10 Things About Web 2.0 Conference


web2conIt has been quite a blur, but there were some exciting side notes which I wanted to report from Web 2.0 conference.

1. The Web 1.0 party at the House of Shields was rocking, and well it was a massive success. You knew it was over when pretty blondes started showing up at the event.

2. Google’s after hours party was the place to be, as liquor flowed freely. Highlight of the party, colored and glowing cubes in Google colors in your drinks. Newsgator team was out celebrating and I am going to hit their bash tonight. Niall has a great interview with Greg. Ironically, Microsoft executives were making the rounds at Google’s party. My “buy” radar tells me Zimbra is going to be on the menu within six months.

3. Talking about Microsoft, they hosted a dinner, and well the three executives seemed to be working for three different companies, and not Microsoft. So much for size.

4. John Battelle must be pleased as a punch. More people in the lobby and halls than in the rooms. Just like Red Herring conferences in 2000.

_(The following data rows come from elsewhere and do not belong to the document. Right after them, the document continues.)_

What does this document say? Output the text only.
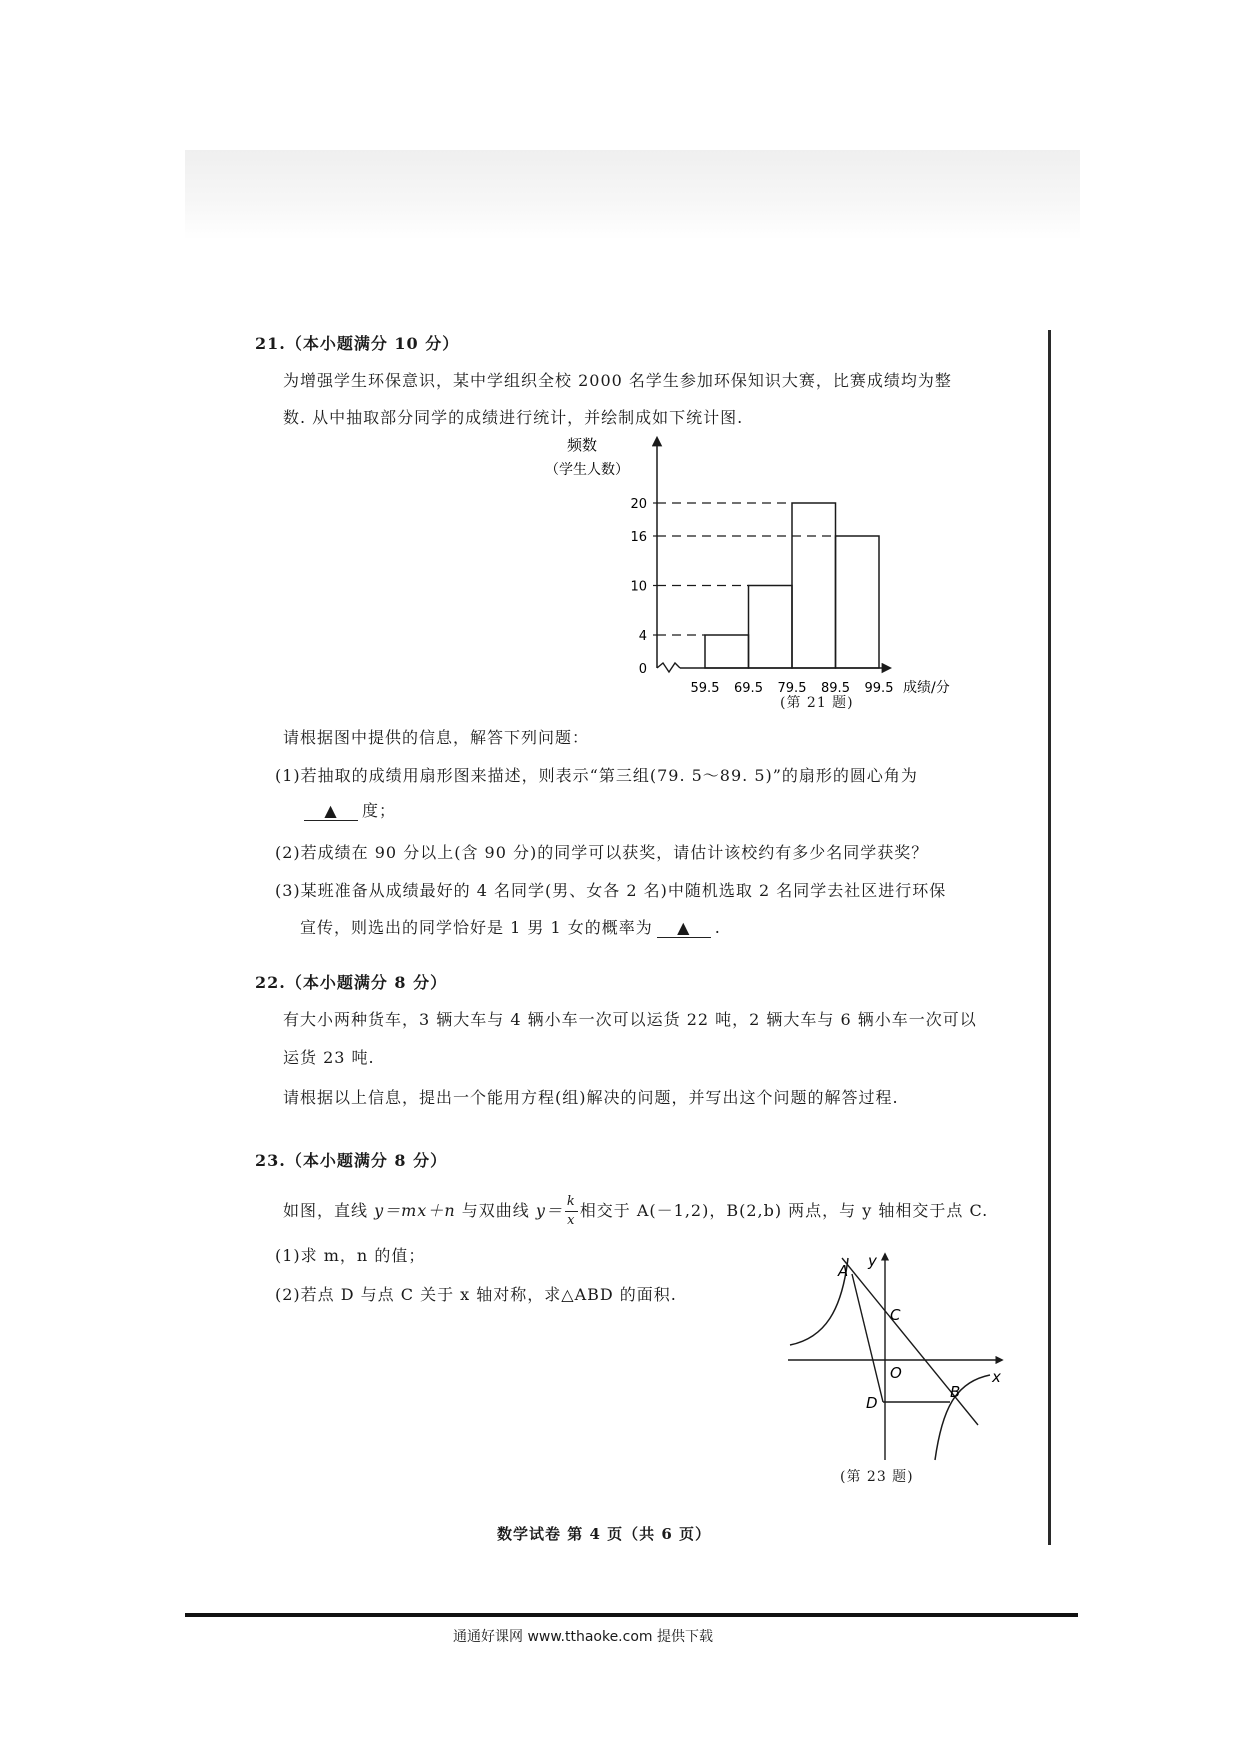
21.（本小题满分 10 分）
为增强学生环保意识，某中学组织全校 2000 名学生参加环保知识大赛，比赛成绩均为整
数. 从中抽取部分同学的成绩进行统计，并绘制成如下统计图.
频数
（学生人数）
0
4
10
16
20
59.5 69.5 79.5 89.5 99.5 成绩/分
(第 21 题)
请根据图中提供的信息，解答下列问题：
(1)若抽取的成绩用扇形图来描述，则表示“第三组(79. 5～89. 5)”的扇形的圆心角为
▲ 度；
(2)若成绩在 90 分以上(含 90 分)的同学可以获奖，请估计该校约有多少名同学获奖？
(3)某班准备从成绩最好的 4 名同学(男、女各 2 名)中随机选取 2 名同学去社区进行环保
宣传，则选出的同学恰好是 1 男 1 女的概率为 ▲ .
22.（本小题满分 8 分）
有大小两种货车，3 辆大车与 4 辆小车一次可以运货 22 吨，2 辆大车与 6 辆小车一次可以
运货 23 吨.
请根据以上信息，提出一个能用方程(组)解决的问题，并写出这个问题的解答过程.
23.（本小题满分 8 分）
如图，直线 y＝mx＋n 与双曲线 $y= \frac{k}{x}$ 相交于 A(－1,2)，B(2,b) 两点，与 y 轴相交于点 C.
(1)求 m，n 的值；
(2)若点 D 与点 C 关于 x 轴对称，求△ABD 的面积.
A
C
O
B
D
x
y
(第 23 题)
数学试卷 第 4 页（共 6 页）
通通好课网 www.tthaoke.com 提供下载
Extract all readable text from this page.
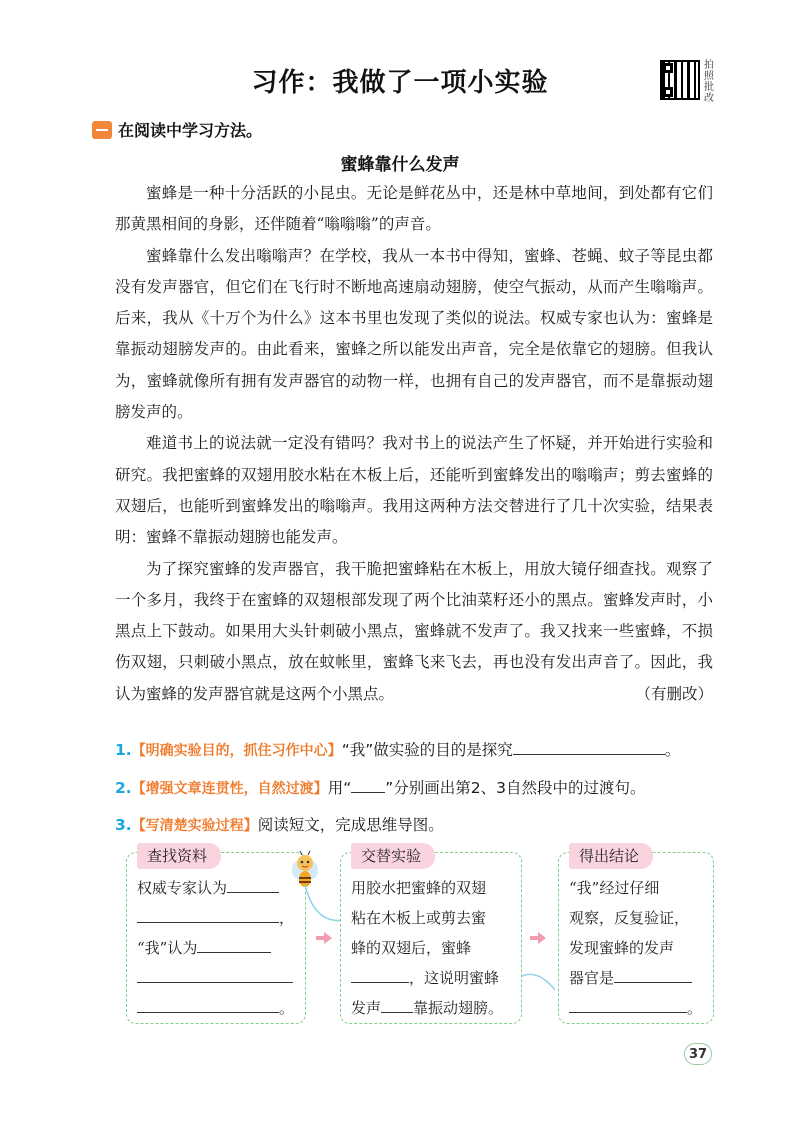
习作：我做了一项小实验
拍照批改
在阅读中学习方法。
蜜蜂靠什么发声

蜜蜂是一种十分活跃的小昆虫。无论是鲜花丛中，还是林中草地间，到处都有它们那黄黑相间的身影，还伴随着“嗡嗡嗡”的声音。

蜜蜂靠什么发出嗡嗡声？在学校，我从一本书中得知，蜜蜂、苍蝇、蚊子等昆虫都没有发声器官，但它们在飞行时不断地高速扇动翅膀，使空气振动，从而产生嗡嗡声。后来，我从《十万个为什么》这本书里也发现了类似的说法。权威专家也认为：蜜蜂是靠振动翅膀发声的。由此看来，蜜蜂之所以能发出声音，完全是依靠它的翅膀。但我认为，蜜蜂就像所有拥有发声器官的动物一样，也拥有自己的发声器官，而不是靠振动翅膀发声的。

难道书上的说法就一定没有错吗？我对书上的说法产生了怀疑，并开始进行实验和研究。我把蜜蜂的双翅用胶水粘在木板上后，还能听到蜜蜂发出的嗡嗡声；剪去蜜蜂的双翅后，也能听到蜜蜂发出的嗡嗡声。我用这两种方法交替进行了几十次实验，结果表明：蜜蜂不靠振动翅膀也能发声。

为了探究蜜蜂的发声器官，我干脆把蜜蜂粘在木板上，用放大镜仔细查找。观察了一个多月，我终于在蜜蜂的双翅根部发现了两个比油菜籽还小的黑点。蜜蜂发声时，小黑点上下鼓动。如果用大头针刺破小黑点，蜜蜂就不发声了。我又找来一些蜜蜂，不损伤双翅，只刺破小黑点，放在蚊帐里，蜜蜂飞来飞去，再也没有发出声音了。因此，我认为蜜蜂的发声器官就是这两个小黑点。	（有删改）

1.【明确实验目的，抓住习作中心】“我”做实验的目的是探究	。
2.【增强文章连贯性，自然过渡】用“ ”分别画出第2、3自然段中的过渡句。
3.【写清楚实验过程】阅读短文，完成思维导图。
查找资料
权威专家认为
，
“我”认为
。
交替实验
用胶水把蜜蜂的双翅
粘在木板上或剪去蜜
蜂的双翅后，蜜蜂
，这说明蜜蜂
发声 靠振动翅膀。
得出结论
“我”经过仔细
观察，反复验证，
发现蜜蜂的发声
器官是
。
37
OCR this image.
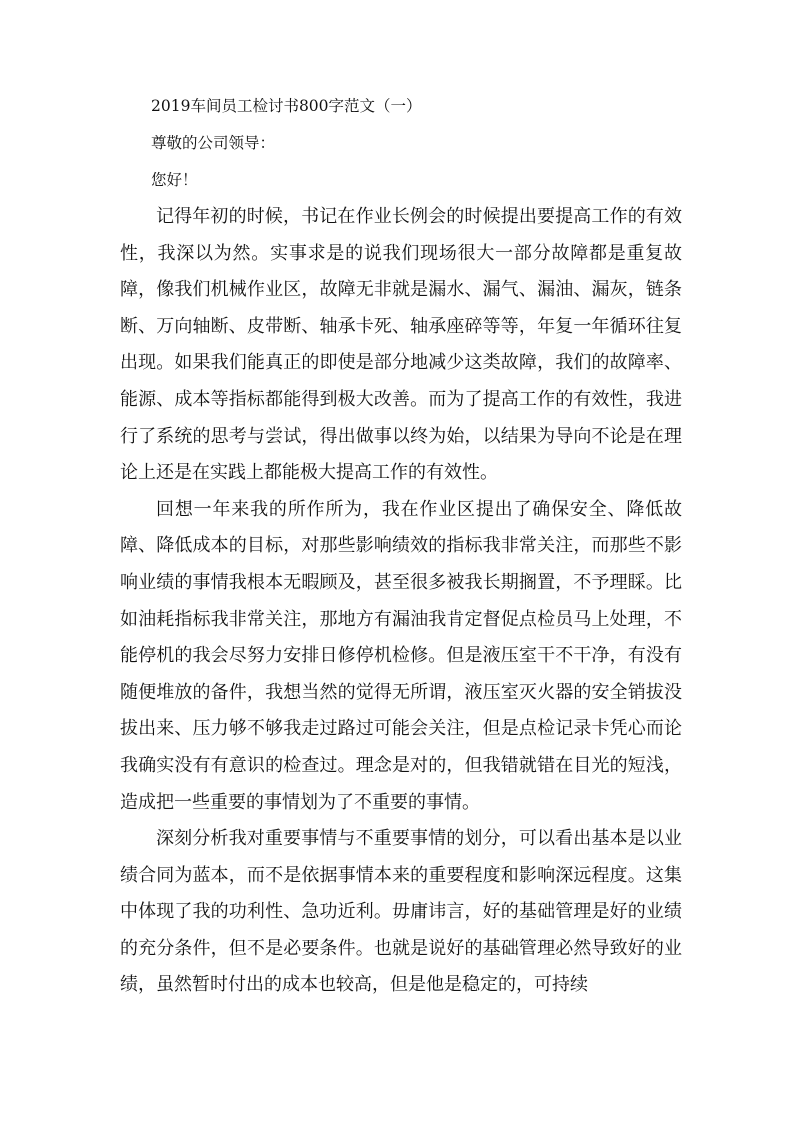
2019车间员工检讨书800字范文（一）
尊敬的公司领导：
您好！

记得年初的时候，书记在作业长例会的时候提出要提高工作的有效性，我深以为然。实事求是的说我们现场很大一部分故障都是重复故障，像我们机械作业区，故障无非就是漏水、漏气、漏油、漏灰，链条断、万向轴断、皮带断、轴承卡死、轴承座碎等等，年复一年循环往复出现。如果我们能真正的即使是部分地减少这类故障，我们的故障率、能源、成本等指标都能得到极大改善。而为了提高工作的有效性，我进行了系统的思考与尝试，得出做事以终为始，以结果为导向不论是在理论上还是在实践上都能极大提高工作的有效性。

回想一年来我的所作所为，我在作业区提出了确保安全、降低故障、降低成本的目标，对那些影响绩效的指标我非常关注，而那些不影响业绩的事情我根本无暇顾及，甚至很多被我长期搁置，不予理睬。比如油耗指标我非常关注，那地方有漏油我肯定督促点检员马上处理，不能停机的我会尽努力安排日修停机检修。但是液压室干不干净，有没有随便堆放的备件，我想当然的觉得无所谓，液压室灭火器的安全销拔没拔出来、压力够不够我走过路过可能会关注，但是点检记录卡凭心而论我确实没有有意识的检查过。理念是对的，但我错就错在目光的短浅，造成把一些重要的事情划为了不重要的事情。

深刻分析我对重要事情与不重要事情的划分，可以看出基本是以业绩合同为蓝本，而不是依据事情本来的重要程度和影响深远程度。这集中体现了我的功利性、急功近利。毋庸讳言，好的基础管理是好的业绩的充分条件，但不是必要条件。也就是说好的基础管理必然导致好的业绩，虽然暂时付出的成本也较高，但是他是稳定的，可持续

5. Spotted Henry Blodgett and Mary Meeker. Add AOL buys something, and the Web 2.0 is truly over. Mike has a very succinct take on this.

6. Not spotted at the event, Joi Ito and Reid Hoffman, early investors in Web 2.0. End of cycle for the trend.

7. PR folks are sponsoring events. It must be 2000.

8. Company to watch, TheLadders.

9. Greatest company pitch: Kozoru. They are showing off their deep-web search engine company on sleek PSPs. Yahoo, Google and Microsoft all got one.

10. What is Web 2.0? A Short Film



Were the Microsoft people handing out their resumes at the Google party? ;-)

Om Malik

vita, it was a joke on the mostly male nature of these geek events. anyway i clearly have to work on my sense of humor. apologies for offending you.


what was over when the ‘pretty blondes’ arrived? as a woman who reads your blog every day i am somewhat turned off by that comment

Jesse Kopelman

Point 3 — This always seems to be the case. If you ever have more than 1,000 salaried employees, your company has grown too large.